Charge up a capacitor
Watch charge build on the plates as the capacitor charges, then discharge.
A $2\ \text{F}$ capacitor is charged to $3\ \text{V}$. How much charge does it store, in $\text{C}$?
$Q = CV = 2 \times 3 = 6\ \text{C}$.
Capacitance is defined as:
$C = Q/V$ — charge stored per volt.
Capacitance is measured in ____.
$1\ \text{F} = 1\ \tfrac{\text{C}}{\text{V}}$.
Storing energy
- A charged capacitor stores energy $U = \tfrac12 C V^2$ in the field between its plates.
- Bigger capacitance or higher voltage means more stored energy.
- Unlike a battery, it can release its energy almost instantly — hence camera flashes.
- Charging and discharging take time, set by the circuit (next in RC circuits).
The same $2\ \text{F}$ capacitor at $3\ \text{V}$ stores how much energy, in $\text{J}$?
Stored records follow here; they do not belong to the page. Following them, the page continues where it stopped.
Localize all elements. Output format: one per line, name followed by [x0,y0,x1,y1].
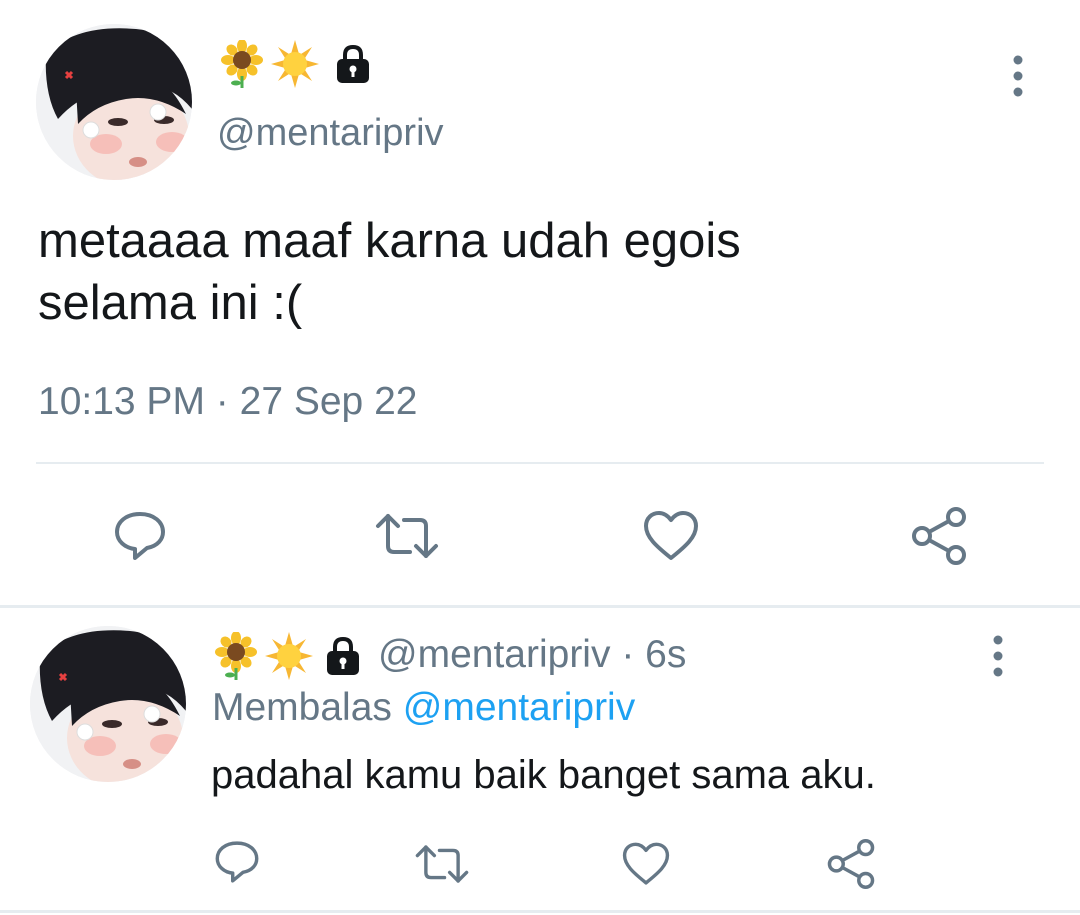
divider [36,462,1044,464]
tweet-text-line: selama ini :( [38,276,303,330]
separator: · [621,633,635,676]
reply-header: @mentaripriv · 6s [378,633,686,677]
tweet-time: 10:13 PM [38,380,205,423]
share-button[interactable] [826,838,876,895]
share-button[interactable] [910,506,968,571]
replying-to: Membalas @mentaripriv [212,686,635,730]
more-vertical-icon [993,635,1003,677]
tweet-text-line: metaaaa maaf karna udah egois [38,214,741,268]
sun-icon [271,40,319,88]
retweet-icon [415,845,469,883]
main-tweet: @mentaripriv metaaaa maaf karna udah ego… [0,0,1080,608]
like-button[interactable] [621,840,671,893]
sunflower-icon [213,632,259,680]
user-handle[interactable]: @mentaripriv [217,112,444,155]
divider [0,910,1080,913]
replying-mention[interactable]: @mentaripriv [403,686,635,729]
reply-icon [115,512,165,560]
reply-button[interactable] [112,508,168,569]
divider [0,605,1080,608]
share-icon [827,839,875,890]
sunflower-icon [219,40,265,88]
replying-prefix: Membalas [212,686,392,729]
share-icon [912,507,966,565]
retweet-button[interactable] [414,840,470,893]
retweet-icon [376,514,438,558]
sun-icon [265,632,313,680]
lock-icon [323,636,363,676]
reply-button[interactable] [213,838,261,891]
tweet-date: 27 Sep 22 [239,380,418,423]
separator: · [215,380,229,423]
avatar[interactable] [36,24,192,180]
more-options-button[interactable] [978,626,1018,686]
tweet-timestamp[interactable]: 10:13 PM · 27 Sep 22 [38,380,417,424]
tweet-text: padahal kamu baik banget sama aku. [211,753,876,797]
tweet-age: 6s [645,633,687,676]
tweet-text: metaaaa maaf karna udah egois selama ini… [38,210,1038,334]
name-emojis [213,632,363,680]
like-icon [622,842,670,885]
avatar[interactable] [30,626,186,782]
name-emojis [219,40,373,88]
like-icon [644,511,698,560]
reply-icon [215,841,259,883]
more-vertical-icon [1013,55,1023,97]
lock-icon [333,44,373,84]
user-handle[interactable]: @mentaripriv [378,633,610,676]
more-options-button[interactable] [998,46,1038,106]
like-button[interactable] [642,508,700,569]
retweet-button[interactable] [374,508,440,569]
$U = \tfrac12 CV^2 = \tfrac12 (2)(9) = 9\ \text{J}$.
What sets the capacitance
- Bigger plates store more charge, so larger area ⇒ more capacitance.
- A smaller gap between plates ⇒ more capacitance (the charges attract more strongly).
- An insulating dielectric between the plates boosts capacitance further.
- So geometry, not voltage, decides a capacitor's capacitance.
A capacitor's capacitance changes when you raise the voltage across it.
Capacitance is fixed by geometry; raising $V$ stores more $Q$ but keeps $C = Q/V$ the same.
Select all changes that increase a capacitor's capacitance.
Bigger area, smaller gap and a dielectric all raise $C$. Voltage does not change $C$.
Capacitance $C = Q/V$ is a fixed property of the capacitor itself (its plates and gap) — it does not change when you change the voltage. Raising $V$ stores more charge $Q$, keeping the ratio $C$ the same.
A capacitor of $C = 2\ \text{F}$ is charged to $V = 3\ \text{V}$.
- Charge stored: $Q = CV = 2 \times 3 = 6\ \text{C}$.
- Energy stored: $U = \tfrac12 CV^2 = \tfrac12 (2)(3^2) = 9\ \text{J}$.
A capacitor stores charge on two plates; its capacitance $C = \dfrac{Q}{V}$ (in farads) is fixed by its geometry, not the voltage. It stores energy $U = \tfrac12 CV^2$ and can release it very fast — the basis of camera flashes and smoothing circuits.